This article, by Richard Skinner, seems to me so exhaustively wrong – and so representative in its wrongness of the kind of bullshit that gets offered all the time as “writing advice” – that I thought it was worth doing a brief point-by-point refutation, to wit:
“Writing is about claiming ownership of yourself in order to become the person you know you can be.”
Nope. Writing is a set of technical skills that it takes a very long time to master. We do not ask of people learning to play the piano that they “claim ownership of themselves.” We just tell them to practice until they get good.
“A novel is making your mark on the world. It is your cri de coeur.”
No it bloody well isn’t. A novel is a made object designed to evoke certain responses in the people who read it. If it does not evoke the responses you intended it to evoke, your novel is, I would suggest, a bad novel. To the extent that your novel is a cri de coeur, it is, I would suggest, of use only to you.
“Good writing isn’t about describing the world around you, it’s about creating something out of nothing.”
Or: good writing is almost entirely about describing the world around you, as in the works of, say, Chaucer, Shakespeare, Austen, Joyce, Wharton, Faulkner, Bellow, Nabokov, and all other good writing ever written by anyone. You create something out of nothing every time you write your name on a cheque, for Christ’s sake.
“[W]riting your first novel is a very precious process.”
No again. Writing is a job. If you need your special fluffy pillow and absolute peace and quiet to write, you are being unprofessional. Don’t be precious. They’re just words.
“Try to write from your stomach, not your head or heart.”
This means: write from your feelings. This is exactly backwards. Your job, as a writer, is to think about the precise technical moves that will evoke the desired emotional or intellectual responses in your readers. Writing is about technique, not getting your emotions all over the page. Writers who shove their own emotions in your face are not artists but manipulators, and should be scorned.
“Your task isn’t to learn many techniques, but to learn the simplest techniques perfectly.”
Jesus. The body of existing literature – with which you should spend your entire life becoming familiar – is a repository of technique. You should learn as many aspects of fictional technique as you can, from the simplest to the most complex. I.e. you should know where to put a comma, and you should know how to create an unreliable narrator. Imagine saying to a pianist: “Your task isn’t to learn how to play Chopin, but to get really good at “Chopsticks.””

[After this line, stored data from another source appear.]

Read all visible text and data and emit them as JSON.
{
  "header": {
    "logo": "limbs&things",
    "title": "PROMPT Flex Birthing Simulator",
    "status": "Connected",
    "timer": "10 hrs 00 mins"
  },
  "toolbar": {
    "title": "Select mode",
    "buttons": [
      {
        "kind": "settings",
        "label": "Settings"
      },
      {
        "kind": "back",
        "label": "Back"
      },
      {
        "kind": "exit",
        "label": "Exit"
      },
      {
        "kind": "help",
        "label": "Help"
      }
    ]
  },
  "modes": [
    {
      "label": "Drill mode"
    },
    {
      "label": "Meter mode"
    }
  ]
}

“I believe that all the novels you want to write are already written. They already exist inside you in a preverbal, rhythmic, motor place in your body. The trick is to find a way of tapping into them.”
This “trick” exists and is called technique.
The prevalence of articles like this one has to do, I think, with the popularisation of Romantic ideas about writing, cf. Keats’s “Poetry should come as naturally as leaves to a tree or it had better not come at all,” or Kerouac’s philistine “First thought, best thought.” We seem to have decided that writing is about self-knowledge or self-expression. But these are very minor and ancillary benefits of writing. Of course, this is the age of the self-as-project – the age of “wellness” and workouts, of TED talks and snake-oil detoxes. It’s probably inevitable that writing – which looks, after all, like the sort of thing that anyone can do – should be taken up by the self-improvement industry. It tells you everything you need to know that Skinner’s article appears under the Health & Fitness tab of the Guardian website, and is labelled “Self and wellbeing.” Writing shouldn’t be about either. But here we are.